Fülle (Substantiv, feminin [die]) = große Menge, Zahl; Vielfalt, volle Intensität; volles Maß; Reichtum, der in etwas liegt
Die Blüten leuchten wie kleine Sonnen. Ohne Zahl. Soviel mal. Millionenmal. Überall an den Straßenrändern wächst er wieder: Der Raps. Soweit das Auge reicht. Er strahlt. Ich halte das Auto an und steige aus. Der Raps duftet nach Frühling und Honig. Fast zu süß und fast zu schwer ist der Geruch – ich werde beinahe erschlagen von seiner Wucht. Der Raps steht hoch. Und aus der Nähe kann ich auf einmal jede Blüte erkennen. Ganz genau. Lauter goldene kleine Rapssonnen. Eine neben und hinter der anderen. Bis zum Horizont. Eine ganze goldene Welt. Blütenmeer. Fülle. Ich gehe in das Rapsfeld. Die Blüten leuchten wie kleine Sonnen. Ganz nah an meinem Gesicht. Ich sehe sie genau. Jede einzelne. Jede Blüte - eine Welt für sich. Und ohne dass ich etwas dazu getan habe - sind sie da. Erlebe ich Fülle. Einfach so. Ein bisschen Scham empfinde ich. Gelber Reichtum liegt vor mir. Das Feld ist bestellt. Ganz ohne mein Zutun.
Morgen ist der Sonntag Rogate. Betet. Und ich denke an Jesus, der sagt: Bittet, so wird euch gegeben.

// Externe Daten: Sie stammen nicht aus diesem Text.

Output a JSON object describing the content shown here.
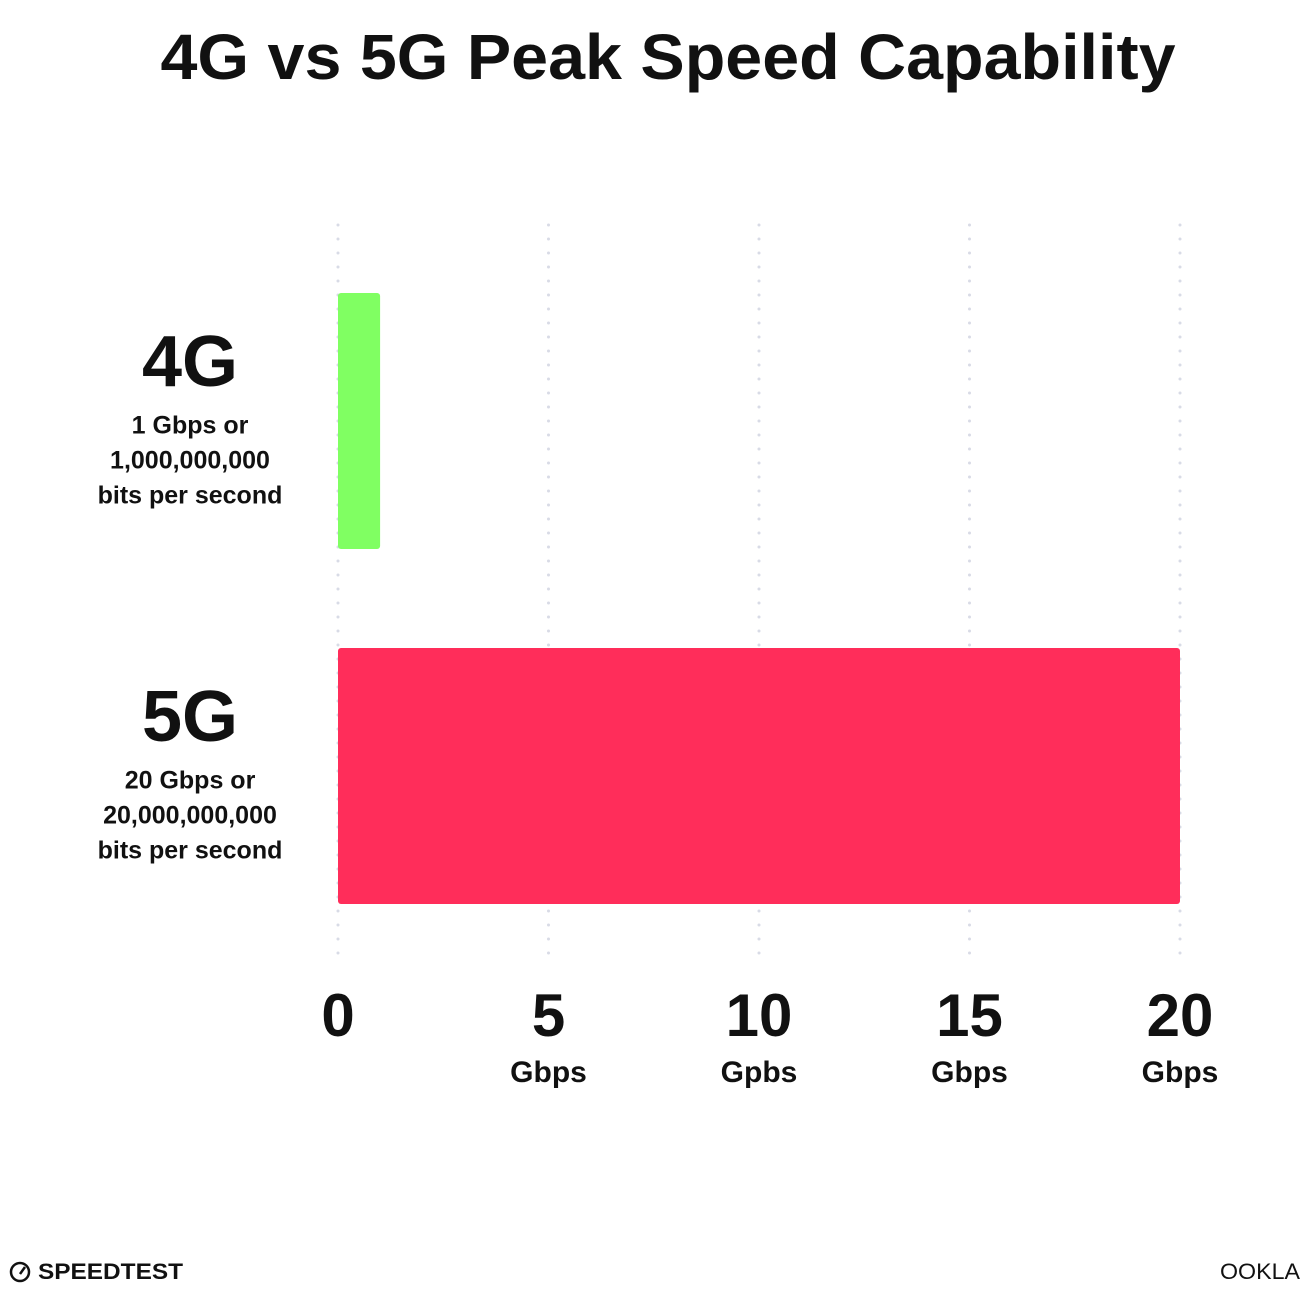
{
  "chart_data": {
    "type": "bar",
    "orientation": "horizontal",
    "title": "4G vs 5G Peak Speed Capability",
    "categories": [
      "4G",
      "5G"
    ],
    "descriptions": [
      [
        "1 Gbps or",
        "1,000,000,000",
        "bits per second"
      ],
      [
        "20 Gbps or",
        "20,000,000,000",
        "bits per second"
      ]
    ],
    "values": [
      1,
      20
    ],
    "colors": [
      "#80ff62",
      "#ff2d5a"
    ],
    "xlim": [
      0,
      20
    ],
    "xticks": [
      0,
      5,
      10,
      15,
      20
    ],
    "xtick_units": [
      null,
      "Gbps",
      "Gpbs",
      "Gbps",
      "Gbps"
    ],
    "grid": true,
    "branding": {
      "left": "SPEEDTEST",
      "right": "OOKLA"
    }
  }
}
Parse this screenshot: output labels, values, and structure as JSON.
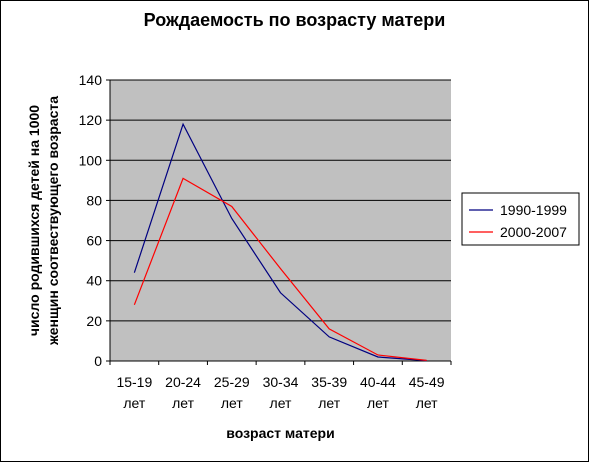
{
  "chart_data": {
    "type": "line",
    "title": "Рождаемость по возрасту матери",
    "xlabel": "возраст матери",
    "ylabel_lines": [
      "число родившихся детей на 1000",
      "женщин соотвествующего возраста"
    ],
    "categories": [
      [
        "15-19",
        "лет"
      ],
      [
        "20-24",
        "лет"
      ],
      [
        "25-29",
        "лет"
      ],
      [
        "30-34",
        "лет"
      ],
      [
        "35-39",
        "лет"
      ],
      [
        "40-44",
        "лет"
      ],
      [
        "45-49",
        "лет"
      ]
    ],
    "ylim": [
      0,
      140
    ],
    "yticks": [
      0,
      20,
      40,
      60,
      80,
      100,
      120,
      140
    ],
    "grid": true,
    "legend_position": "right",
    "plot_background": "#c0c0c0",
    "series": [
      {
        "name": "1990-1999",
        "color": "#000080",
        "values": [
          44,
          118,
          71,
          34,
          12,
          2,
          0.2
        ]
      },
      {
        "name": "2000-2007",
        "color": "#ff0000",
        "values": [
          28,
          91,
          77,
          46,
          16,
          3,
          0.3
        ]
      }
    ]
  }
}
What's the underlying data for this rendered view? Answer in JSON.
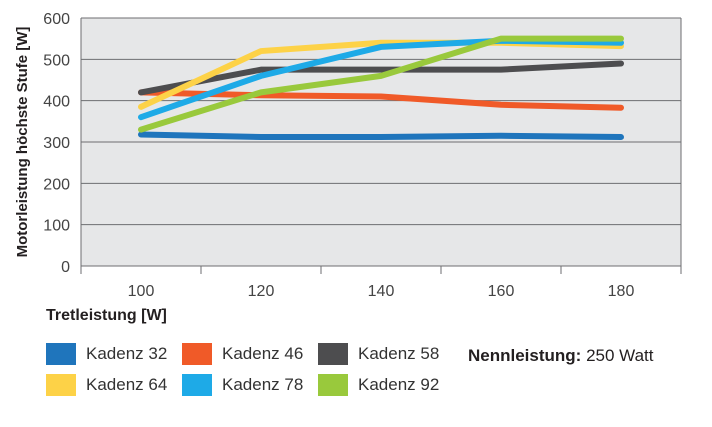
{
  "chart_data": {
    "type": "line",
    "xlabel": "Tretleistung [W]",
    "ylabel": "Motorleistung höchste Stufe [W]",
    "categories": [
      "100",
      "120",
      "140",
      "160",
      "180"
    ],
    "ylim": [
      0,
      600
    ],
    "yticks": [
      "0",
      "100",
      "200",
      "300",
      "400",
      "500",
      "600"
    ],
    "grid": true,
    "legend_position": "bottom",
    "series": [
      {
        "name": "Kadenz 32",
        "color": "#1f75bc",
        "values": [
          318,
          312,
          312,
          315,
          312
        ]
      },
      {
        "name": "Kadenz 46",
        "color": "#f05a28",
        "values": [
          420,
          413,
          410,
          390,
          383
        ]
      },
      {
        "name": "Kadenz 58",
        "color": "#4d4d4f",
        "values": [
          420,
          475,
          475,
          475,
          490
        ]
      },
      {
        "name": "Kadenz 64",
        "color": "#fdd247",
        "values": [
          385,
          520,
          540,
          540,
          532
        ]
      },
      {
        "name": "Kadenz 78",
        "color": "#1eaae7",
        "values": [
          360,
          460,
          530,
          545,
          540
        ]
      },
      {
        "name": "Kadenz 92",
        "color": "#99c93c",
        "values": [
          330,
          420,
          460,
          550,
          550
        ]
      }
    ]
  },
  "note": {
    "label": "Nennleistung:",
    "value": " 250 Watt"
  }
}
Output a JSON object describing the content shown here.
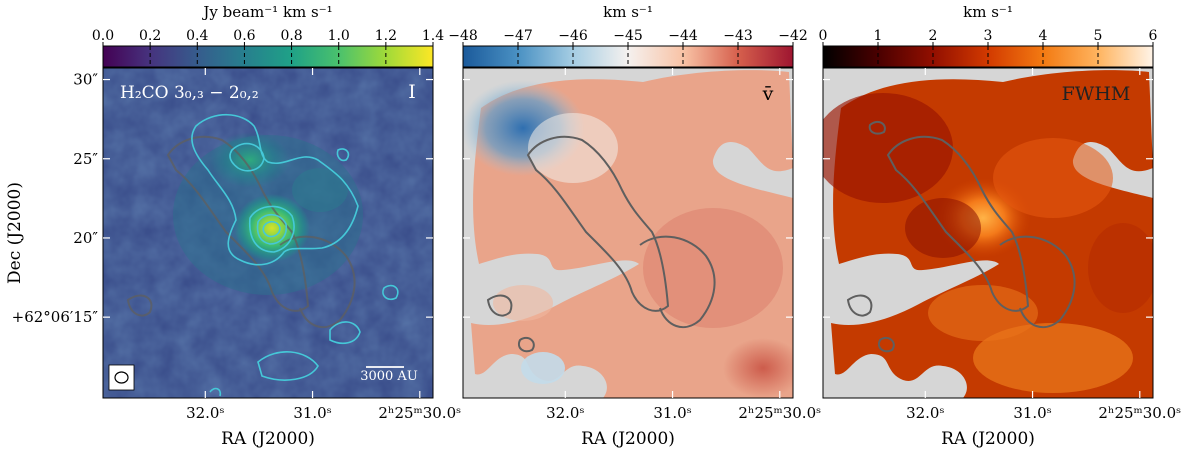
{
  "chart_data": [
    {
      "type": "heatmap",
      "panel_label": "I",
      "title": "H₂CO 3₀,₃ − 2₀,₂",
      "colorbar": {
        "label": "Jy beam⁻¹ km s⁻¹",
        "colormap": "viridis",
        "range": [
          0.0,
          1.4
        ],
        "ticks": [
          "0.0",
          "0.2",
          "0.4",
          "0.6",
          "0.8",
          "1.0",
          "1.2",
          "1.4"
        ]
      },
      "scalebar_label": "3000 AU",
      "xlabel": "RA (J2000)",
      "xticks": [
        "32.0ˢ",
        "31.0ˢ",
        "2ʰ25ᵐ30.0ˢ"
      ],
      "ylabel": "Dec (J2000)",
      "yticks": [
        "30″",
        "25″",
        "20″",
        "+62°06′15″"
      ],
      "contour_color": "#45c8d8"
    },
    {
      "type": "heatmap",
      "panel_label": "v̄",
      "colorbar": {
        "label": "km s⁻¹",
        "colormap": "RdBu_r",
        "range": [
          -48,
          -42
        ],
        "ticks": [
          "−48",
          "−47",
          "−46",
          "−45",
          "−44",
          "−43",
          "−42"
        ]
      },
      "xlabel": "RA (J2000)",
      "xticks": [
        "32.0ˢ",
        "31.0ˢ",
        "2ʰ25ᵐ30.0ˢ"
      ]
    },
    {
      "type": "heatmap",
      "panel_label": "FWHM",
      "colorbar": {
        "label": "km s⁻¹",
        "colormap": "gist_heat",
        "range": [
          0,
          6
        ],
        "ticks": [
          "0",
          "1",
          "2",
          "3",
          "4",
          "5",
          "6"
        ]
      },
      "xlabel": "RA (J2000)",
      "xticks": [
        "32.0ˢ",
        "31.0ˢ",
        "2ʰ25ᵐ30.0ˢ"
      ]
    }
  ],
  "colors": {
    "mask": "#d6d6d6",
    "contour_gray": "#5f5f5f",
    "viridis": [
      "#440154",
      "#46337e",
      "#365c8d",
      "#277f8e",
      "#1fa187",
      "#4ac16d",
      "#a0da39",
      "#fde725"
    ],
    "rdbu": [
      "#1b5a9b",
      "#4a91c3",
      "#a5cde3",
      "#f5f1ef",
      "#f8c3a6",
      "#d6604d",
      "#9e1530"
    ],
    "heat": [
      "#000000",
      "#4a0000",
      "#920f00",
      "#d23a00",
      "#f37a12",
      "#ffb45f",
      "#fff4e8"
    ]
  }
}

Und ich sehe die Fülle des Rapsfeldes vor mir. Mehr als genug. Denke ich. Ich habe nicht einmal bitten müssen. Und trotzdem bin ich so beschenkt. Die Welt ist komplex. Ein einfacher Zusammenhang zwischen Bitten und Empfangen – der ist nicht sichtbar. Ich weiß: Manches Mal bitte ich und empfange nicht, was ich mir erhoffe. Und hier: Da sehe ich den Überfluss. Rieche den Duft des Frühlings. Staune über die Pracht und spüre tiefe Dankbarkeit. Bittet so wird euch gegeben. Sagt Jesus. Teilt mit Gott, was Euch bewegt. Eure Wünsche und Sehnsüchte. Eure Geheimnisse und Träume. Um des Gespräches willen. Bittet. Und Euch wird gegeben. Geantwortet. Beigestanden. Ich schaue auf das Rapsfeld. Und ich spüre: Neben dem Bitten bleibt mir auch, nicht selbstverständlich zu nehmen, was ich habe. Dankbar zu sein. Und: Zu teilen.